The Home Affairs Committee is publishing a report on private investigators, which concludes that phone hacking is the “tip of the iceberg of a substantial black market in personal information”. As it stands, the typical penalty for offences relating to unlawful obtaining and selling of data is a fine of £100. Recommendations contained in the report include a licensing and registration system with its own code of conduct, a recording system for dealings between investigators and the police, a mandatory cooling off period  between serving as a police officer and becoming a PI and calls for the IPCC to take control over investigations into police corruption in relation to private investigators.

On Thursday police in Northern Ireland launched a murder inquiry into the deaths of 13 people killed on Bloody Sunday in 1972 when soldiers opened fire on a civil rights march in Londonderry. The soldiers were heavily criticised in the Saville report published two years ago, but any testimony given to that inquiry cannot be used in the new proceedings as witnesses were granted immunity from prosecution on grounds of self incrimination.
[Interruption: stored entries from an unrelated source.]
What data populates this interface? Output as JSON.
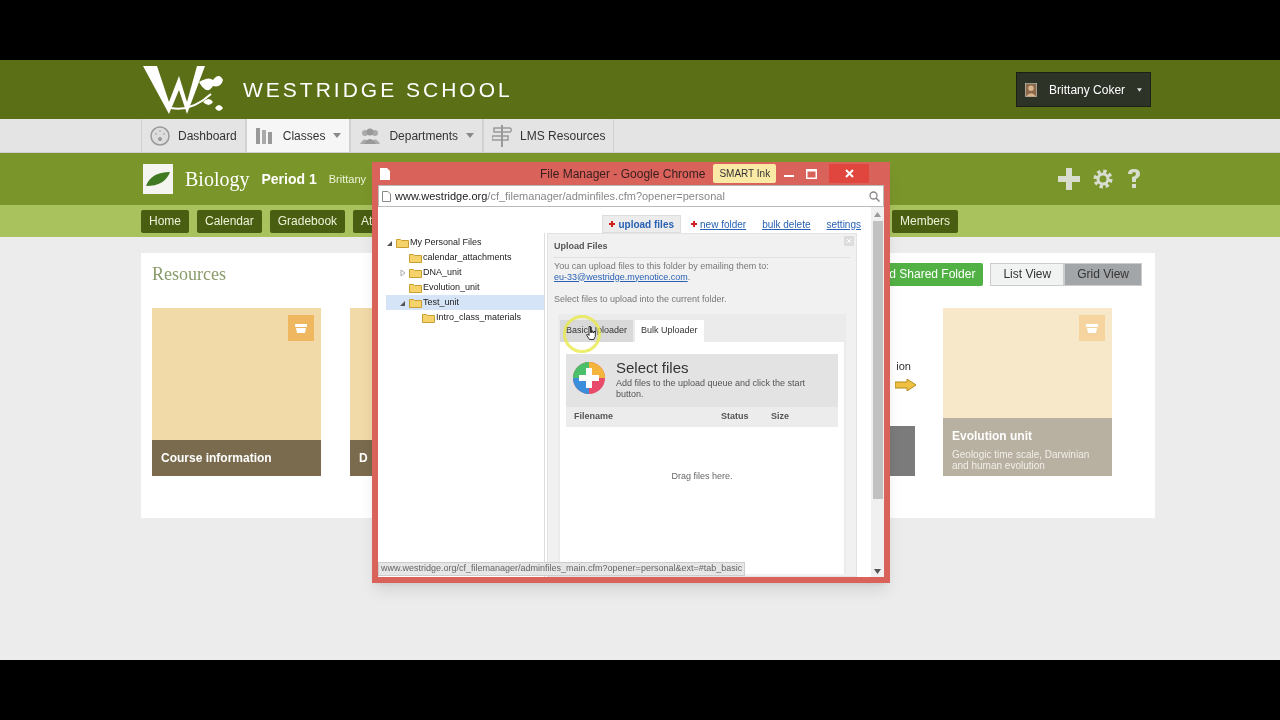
{
  "header": {
    "school_name": "WESTRIDGE SCHOOL",
    "user": {
      "name": "Brittany Coker"
    }
  },
  "main_nav": [
    {
      "label": "Dashboard",
      "dropdown": false,
      "selected": false
    },
    {
      "label": "Classes",
      "dropdown": true,
      "selected": true
    },
    {
      "label": "Departments",
      "dropdown": true,
      "selected": false
    },
    {
      "label": "LMS Resources",
      "dropdown": false,
      "selected": false
    }
  ],
  "class_header": {
    "title": "Biology",
    "period": "Period 1",
    "teacher": "Brittany"
  },
  "class_tabs": [
    "Home",
    "Calendar",
    "Gradebook",
    "At"
  ],
  "class_tabs_right": [
    "Members"
  ],
  "resources": {
    "title": "Resources",
    "add_shared_folder": "d Shared Folder",
    "views": [
      {
        "label": "List View",
        "selected": false
      },
      {
        "label": "Grid View",
        "selected": true
      }
    ],
    "cards": [
      {
        "kind": "folder",
        "title": "Course information",
        "faded": false
      },
      {
        "kind": "folder",
        "title": "D",
        "faded": false
      },
      {
        "kind": "image",
        "title": "ion",
        "faded": false
      },
      {
        "kind": "folder",
        "title": "Evolution unit",
        "description": "Geologic time scale, Darwinian and human evolution",
        "faded": true
      }
    ]
  },
  "popup": {
    "title": "File Manager - Google Chrome",
    "smart_ink": "SMART Ink",
    "url_host": "www.westridge.org",
    "url_path": "/cf_filemanager/adminfiles.cfm?opener=personal",
    "actions": [
      {
        "label": "upload files",
        "plus": true,
        "selected": true
      },
      {
        "label": "new folder",
        "plus": true,
        "selected": false
      },
      {
        "label": "bulk delete",
        "plus": false,
        "selected": false
      },
      {
        "label": "settings",
        "plus": false,
        "selected": false
      }
    ],
    "tree": [
      {
        "label": "My Personal Files",
        "expanded": true,
        "selected": false,
        "children": [
          {
            "label": "calendar_attachments",
            "selected": false
          },
          {
            "label": "DNA_unit",
            "expanded": false,
            "selected": false
          },
          {
            "label": "Evolution_unit",
            "selected": false
          },
          {
            "label": "Test_unit",
            "expanded": true,
            "selected": true,
            "children": [
              {
                "label": "Intro_class_materials",
                "selected": false
              }
            ]
          }
        ]
      }
    ],
    "upload": {
      "heading": "Upload Files",
      "email_note": "You can upload files to this folder by emailing them to:",
      "email": "eu-33@westridge.myenotice.com",
      "email_suffix": ".",
      "select_note": "Select files to upload into the current folder.",
      "tabs": [
        {
          "label": "Basic Uploader",
          "selected": false
        },
        {
          "label": "Bulk Uploader",
          "selected": true
        }
      ],
      "select_title": "Select files",
      "select_desc": "Add files to the upload queue and click the start button.",
      "columns": [
        "Filename",
        "Status",
        "Size"
      ],
      "drop_hint": "Drag files here."
    },
    "status_url": "www.westridge.org/cf_filemanager/adminfiles_main.cfm?opener=personal&ext=#tab_basic"
  }
}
The new inquiry has been subject to criticism for other reasons – the police have shown that they are less than enthusiastic about resources being diverted to what will be a lengthy investigation. The Assistant Chief Constable said that a balance must be struck between the need to investigate historical crimes and protecting life in the present day.

Today the Ministry of Justice announced that it is backing legislation which would simplify the law on declaring missing people dead. The MoJ agrees with campaigners that issuing presumption of death certificates earlier would “help families deal with the array of legal and financial issues that need to be resolved when a person is missing and presumed dead”.